Так, стоп! Лиза приказала себе отвлечься и хотя бы на время перестать думать обо всем этом. Сидевшая напротив нее пациентка продолжала что-то рассказывать, а сосредоточиться на ее словах никак не удавалось.
– Елизавета Андреевна! С моим малышом ведь все будет хорошо? Мне говорили, что вы – самый лучший доктор. Вы ведь не допустите, чтобы с ним что-то случилось?
Лиза перевела взгляд на лежащую перед ней историю болезни. Непростительный непрофессионализм. Что бы ни происходило в жизни, вести себя так с пациентками недопустимо. Тем более ей, если она реально рассчитывает чего-то здесь добиться.
– Все будет хорошо. Ваши анализы в порядке, завтра мы сделаем узи, чтобы удостовериться наверняка. Не беспокойтесь. Для вас сейчас самое важное – отдыхать и набираться сил. Соблюдать все рекомендации, и ни в коем случае не думать ни о чем плохом. Мы договорились?
Лицо женщины засияло, словно Лиза только что преподнесла ей самый невероятный подарок.
– Конечно. Я все сделаю! Спасибо вам, Елизавета Андреевна! Если у меня родится дочка, назову ее Лизонькой, в вашу честь!
Такая искренняя радость не могла не умилять, хотя Лиза и понимала прекрасно, что это несколько преждевременно. Надеялась, что у пациентки действительно не окажется серьезных проблем, но и расслабляться раньше времени было нельзя. И, тем более, нельзя отвлекаться. Слишком многое зависит от ее действий, чтобы поддаваться собственным переживаниям и позволять им мешать работе.
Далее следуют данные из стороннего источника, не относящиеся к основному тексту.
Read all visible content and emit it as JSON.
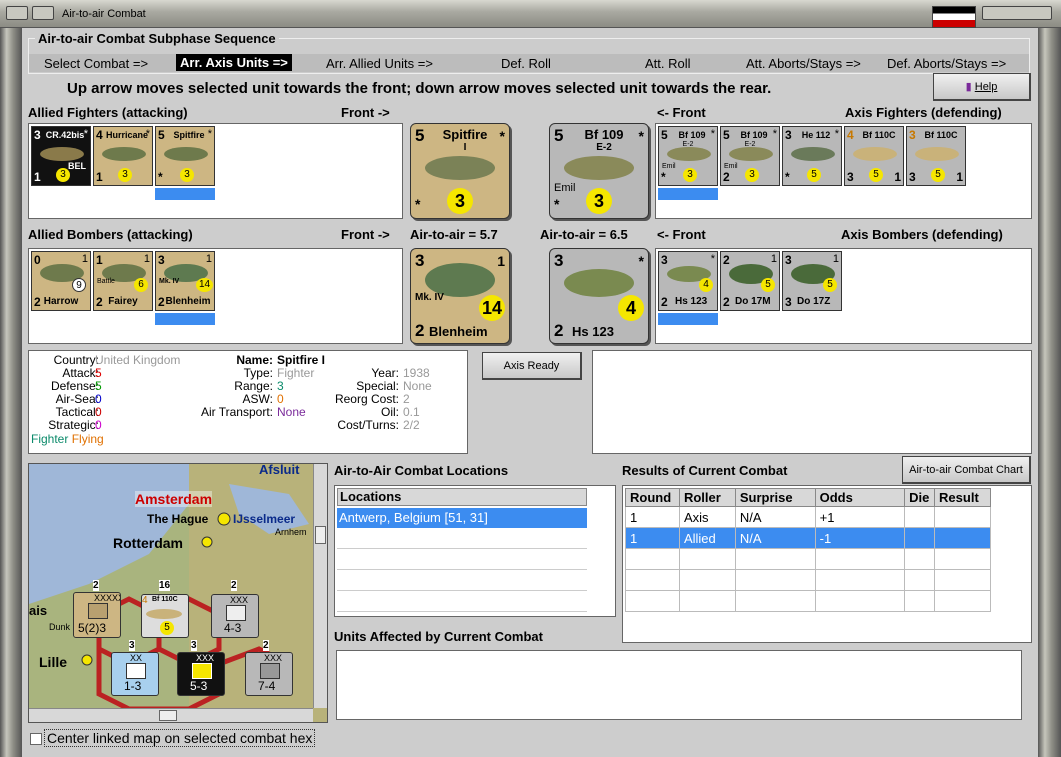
{
  "window": {
    "title": "Air-to-air Combat"
  },
  "sequence": {
    "legend": "Air-to-air Combat Subphase Sequence",
    "steps": [
      "Select Combat =>",
      "Arr. Axis Units =>",
      "Arr. Allied Units =>",
      "Def. Roll",
      "Att. Roll",
      "Att. Aborts/Stays =>",
      "Def. Aborts/Stays =>"
    ]
  },
  "instruction": "Up arrow moves selected unit towards the front; down arrow moves selected unit towards the rear.",
  "help_label": "Help",
  "allied_fighters": {
    "title": "Allied Fighters (attacking)",
    "front": "Front ->",
    "units": [
      {
        "a": "3",
        "name": "CR.42bis",
        "star": "*",
        "d": "1",
        "circ": "3",
        "extra": "BEL",
        "bg": "#111"
      },
      {
        "a": "4",
        "name": "Hurricane",
        "star": "*",
        "d": "1",
        "circ": "3",
        "bg": "#cdb683"
      },
      {
        "a": "5",
        "name": "Spitfire",
        "star": "*",
        "d": "*",
        "circ": "3",
        "bg": "#cdb683"
      }
    ]
  },
  "axis_fighters": {
    "title": "Axis Fighters (defending)",
    "front": "<- Front",
    "units": [
      {
        "a": "5",
        "name": "Bf 109",
        "sub": "E-2",
        "extra": "Emil",
        "star": "*",
        "d": "*",
        "circ": "3"
      },
      {
        "a": "5",
        "name": "Bf 109",
        "sub": "E-2",
        "extra": "Emil",
        "star": "*",
        "d": "2",
        "circ": "3"
      },
      {
        "a": "3",
        "name": "He 112",
        "star": "*",
        "d": "*",
        "circ": "5"
      },
      {
        "a": "4",
        "name": "Bf 110C",
        "star": "1",
        "d": "3",
        "circ": "5"
      },
      {
        "a": "3",
        "name": "Bf 110C",
        "star": "1",
        "d": "3",
        "circ": "5"
      }
    ]
  },
  "allied_bombers": {
    "title": "Allied Bombers (attacking)",
    "front": "Front ->",
    "ata": "Air-to-air = 5.7",
    "units": [
      {
        "a": "0",
        "name": "Harrow",
        "star": "1",
        "d": "2",
        "circ": "9"
      },
      {
        "a": "1",
        "name": "Fairey",
        "sub": "Battle",
        "star": "1",
        "d": "2",
        "circ": "6"
      },
      {
        "a": "3",
        "name": "Blenheim",
        "sub": "Mk. IV",
        "star": "1",
        "d": "2",
        "circ": "14"
      }
    ]
  },
  "axis_bombers": {
    "title": "Axis Bombers (defending)",
    "front": "<- Front",
    "ata": "Air-to-air = 6.5",
    "units": [
      {
        "a": "3",
        "name": "Hs 123",
        "star": "*",
        "d": "2",
        "circ": "4"
      },
      {
        "a": "2",
        "name": "Do 17M",
        "star": "1",
        "d": "2",
        "circ": "5"
      },
      {
        "a": "3",
        "name": "Do 17Z",
        "star": "1",
        "d": "3",
        "circ": "5"
      }
    ]
  },
  "big_counters": {
    "allied_fighter": {
      "a": "5",
      "name": "Spitfire",
      "sub": "I",
      "star": "*",
      "d": "*",
      "circ": "3"
    },
    "axis_fighter": {
      "a": "5",
      "name": "Bf 109",
      "sub": "E-2",
      "extra": "Emil",
      "star": "*",
      "d": "*",
      "circ": "3"
    },
    "allied_bomber": {
      "a": "3",
      "name": "Blenheim",
      "sub": "Mk. IV",
      "star": "1",
      "d": "2",
      "circ": "14"
    },
    "axis_bomber": {
      "a": "3",
      "name": "Hs 123",
      "star": "*",
      "d": "2",
      "circ": "4"
    }
  },
  "info": {
    "country_l": "Country:",
    "country": "United Kingdom",
    "attack_l": "Attack:",
    "attack": "5",
    "defense_l": "Defense:",
    "defense": "5",
    "airsea_l": "Air-Sea:",
    "airsea": "0",
    "tactical_l": "Tactical:",
    "tactical": "0",
    "strategic_l": "Strategic:",
    "strategic": "0",
    "fighter": "Fighter",
    "flying": "Flying",
    "name_l": "Name:",
    "name": "Spitfire I",
    "type_l": "Type:",
    "type": "Fighter",
    "range_l": "Range:",
    "range": "3",
    "asw_l": "ASW:",
    "asw": "0",
    "airtrans_l": "Air Transport:",
    "airtrans": "None",
    "year_l": "Year:",
    "year": "1938",
    "special_l": "Special:",
    "special": "None",
    "reorg_l": "Reorg Cost:",
    "reorg": "2",
    "oil_l": "Oil:",
    "oil": "0.1",
    "cost_l": "Cost/Turns:",
    "cost": "2/2"
  },
  "axis_ready": "Axis Ready",
  "locations": {
    "title": "Air-to-Air Combat Locations",
    "header": "Locations",
    "rows": [
      "Antwerp, Belgium [51, 31]"
    ]
  },
  "results": {
    "title": "Results of Current Combat",
    "chart_button": "Air-to-air Combat Chart",
    "headers": [
      "Round",
      "Roller",
      "Surprise",
      "Odds",
      "Die",
      "Result"
    ],
    "rows": [
      [
        "1",
        "Axis",
        "N/A",
        "+1",
        "",
        ""
      ],
      [
        "1",
        "Allied",
        "N/A",
        "-1",
        "",
        ""
      ]
    ]
  },
  "affected_title": "Units Affected by Current Combat",
  "map": {
    "labels": [
      "Amsterdam",
      "The Hague",
      "IJsselmeer",
      "Rotterdam",
      "Arnhem",
      "Afsluit",
      "Lille",
      "ais",
      "Dunk"
    ],
    "stacks": [
      {
        "top": "2",
        "mid": "XXXXX",
        "val": "5(2)3"
      },
      {
        "top": "2",
        "mid": "XXX",
        "val": "4-3"
      },
      {
        "top": "3",
        "mid": "XX",
        "val": "1-3"
      },
      {
        "top": "3",
        "mid": "XXX",
        "val": "5-3"
      },
      {
        "top": "2",
        "mid": "XXX",
        "val": "7-4"
      }
    ],
    "plane": {
      "a": "4",
      "name": "Bf 110C",
      "val": "5",
      "top": "16"
    }
  },
  "center_map_label": "Center linked map on selected combat hex"
}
Потом потянулись другие дела, каждое не менее важное, и когда Лизе, наконец, удалось освободиться, большинство коллег уже разошлись по домам. А она понимала, что не сможет уйти, не разобравшись с тем, что продолжало бередить душу. Иначе грозит вторая бессонная ночь, теперь уже от угрызений совести.
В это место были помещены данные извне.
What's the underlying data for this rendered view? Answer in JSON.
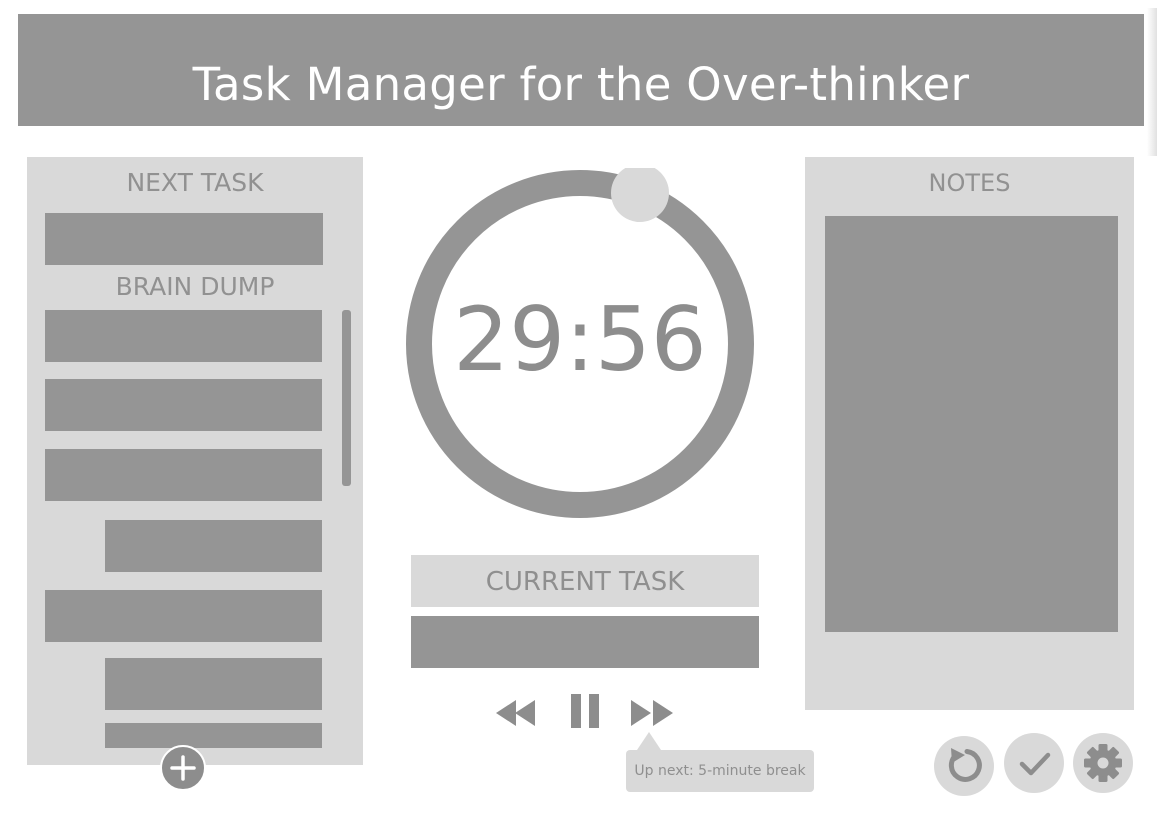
{
  "app": {
    "title": "Task Manager for the Over-thinker"
  },
  "left_panel": {
    "next_task_heading": "NEXT TASK",
    "brain_dump_heading": "BRAIN DUMP",
    "add_icon": "plus-icon"
  },
  "timer": {
    "time": "29:56",
    "progress": 0.01
  },
  "current_task": {
    "label": "CURRENT TASK"
  },
  "controls": {
    "rewind_icon": "rewind-icon",
    "pause_icon": "pause-icon",
    "fast_forward_icon": "fast-forward-icon",
    "tooltip": "Up next: 5-minute break"
  },
  "notes": {
    "heading": "NOTES"
  },
  "actions": {
    "reset_icon": "reset-icon",
    "complete_icon": "checkmark-icon",
    "settings_icon": "gear-icon"
  },
  "colors": {
    "dark": "#959595",
    "light": "#d9d9d9",
    "white": "#ffffff"
  }
}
Долго стояла перед кабинетом, ища повод, который позволил бы начать разговор. Что ей ему сказать? «Мне очень жаль, что я так повела себя»? «Я была неправа»? Кроме всей этой банальщины почему-то ничего не приходило в голову. Лиза злилась на себя, но ничего не могла поделать. Чувствовала себя, как студентка перед экзаменом, к которому не слишком-то и готова.
А когда дверь неожиданно распахнулась, и Павел появился на пороге, все мысли и вовсе покинули голову. Женщина просто стояла, не сводя с него глаз, отчаянно пытаясь хотя бы не выглядеть так глупо.
– Вы ко мне? – если он и был удивлен ее появлению, то абсолютно не показал вида. – Рабочий день закончился. Что-то случилось?
Лиза сделала глубокий вдох и кивнула. Хватит уже вести себя так по-детски глупо, наделала ошибок, так надо их исправлять, как бы трудно это ни было.
– Еще утром. Я пришла попросить прощения за свои слова.
Мужчина задумчиво кивнул.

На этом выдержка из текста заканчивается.